Vintage television tube with blank screen
07_Mairead_O'Connor
Mairead O'Connor Engagement Lead and Partner

Our Thinking Tue 19th July, 2016

For software inspiration, turn on your TV

I’ve always been one to appreciate the power of a good metaphor – hence my recent talk on how bringing a prototype to its fullest potential is rather like raising an unruly teenager.

Another sprung to mind while contemplating the way many organisations choose to fund their IT programmes – it’s as if they are financing a huge Hollywood feature film, when they should really be looking at the world of TV for inspiration. Starry-eyed Finance Directors should watch Game of Thrones for inspiration, not Lord of the Rings. And here’s why.

TV programmes are a safer investment

If you’re planning a film, you need to budget up front for a huge, multi-year project – and that’s often the approach Finance Directors are most familiar with when looking at funding new work with their IT budget. But from a development perspective, we know we can make better products by breaking the planning and finance cycle down into smaller chunks.

The TV model provides a clear example of the ideal way to fund software development:

  • Choose an appropriate amount of money to experiment with and make a pilot first (in our case – a prototype, or MVP).
  • Before bringing in a huge film crew, rehearse with your actors (a small team, in core roles). This way you can iron out the most obvious problems before spending a lot of money.
  • Crucially, put your pilot in front of real viewers and look at your ratings; get your prototype in the hands of users and check feedback from social media. Get real data by getting your product in the market as early as possible.

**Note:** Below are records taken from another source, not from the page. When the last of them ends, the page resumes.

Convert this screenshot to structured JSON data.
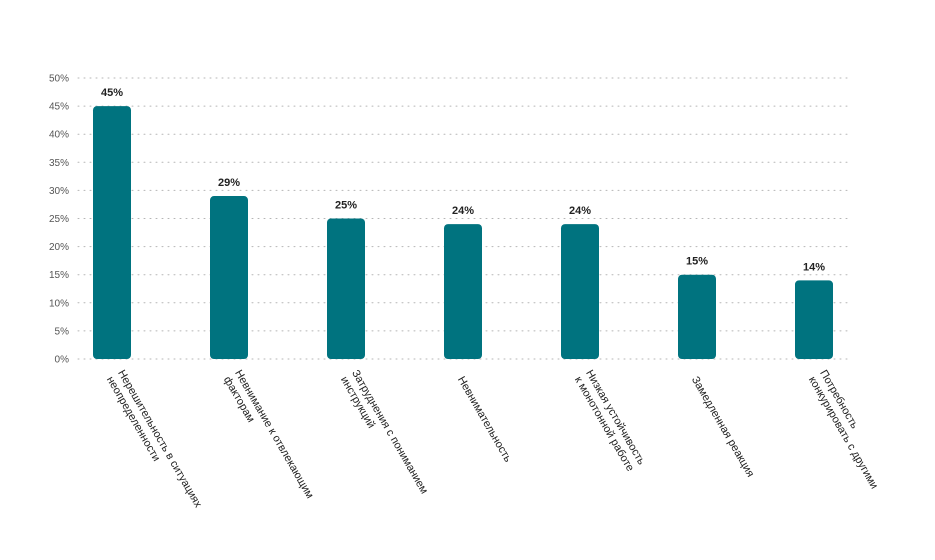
{
  "chart_data": {
    "type": "bar",
    "title": "",
    "xlabel": "",
    "ylabel": "",
    "ylim": [
      0,
      50
    ],
    "yticks": [
      "0%",
      "5%",
      "10%",
      "15%",
      "20%",
      "25%",
      "30%",
      "35%",
      "40%",
      "45%",
      "50%"
    ],
    "ytick_values": [
      0,
      5,
      10,
      15,
      20,
      25,
      30,
      35,
      40,
      45,
      50
    ],
    "grid": true,
    "bar_color": "#00737f",
    "categories": [
      [
        "Нерешительность в ситуациях",
        "неопределенности"
      ],
      [
        "Невнимание к отвлекающим",
        "факторам"
      ],
      [
        "Затруднения с пониманием",
        "инструкций"
      ],
      [
        "Невнимательность"
      ],
      [
        "Низкая устойчивость",
        "к монотонной работе"
      ],
      [
        "Замедленная реакция"
      ],
      [
        "Потребность",
        "конкурировать с другими"
      ]
    ],
    "values": [
      45,
      29,
      25,
      24,
      24,
      15,
      14
    ],
    "data_labels": [
      "45%",
      "29%",
      "25%",
      "24%",
      "24%",
      "15%",
      "14%"
    ]
  }
}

TV has a closer relationship with its audience

Another plus of TV – as opposed to film – is that you’re much closer to the audience, and better placed to respond to their needs. Take Netflix, which used its insights into audience data to place a bet on remaking House of Cards, among other things – a move that has clearly paid off.

You can take out characters (or features) that don’t resonate with your users (and even re-introduce them, if the audience clamours for it).

Films don’t have the same luxury – which perhaps explains how frequently films with huge budgets fail to capture their audiences’ affections.

TV caters for all kinds of budget

With greater insight into the needs of your audience, it’s easier to budget for experiences that more closely match their needs. While cinema does create films of different scale, TV has mastered this art: Mad Men and Countdown both have their place in the market, showing that the relationship between production budget and success isn’t fixed.

With a clear view of your audience, you’re in a much better place to determine how valuable a given piece of software (or a new feature) will really be – and then assign budget that’s appropriate to the task at hand.

TV still needs great people

There are many benefits to creating a product or service in a more iterative fashion – but it can’t solve every challenge for you. If anything, the pace of development puts an even greater focus on having the right delivery team in place – it’s absolutely crucial to have people that know what they’re doing .

And when the team is arguably not quite right, the difference shows. Remember Heroes? It soon went to pieces without its writing team in place.

And just take a look at the variable performance of Top Gear over the last few years – it goes to show that a team that’s had the opportunity to test, learn and evolve its approach together can punch well above its weight.

And that’s where the comparisons – and the punching – must end.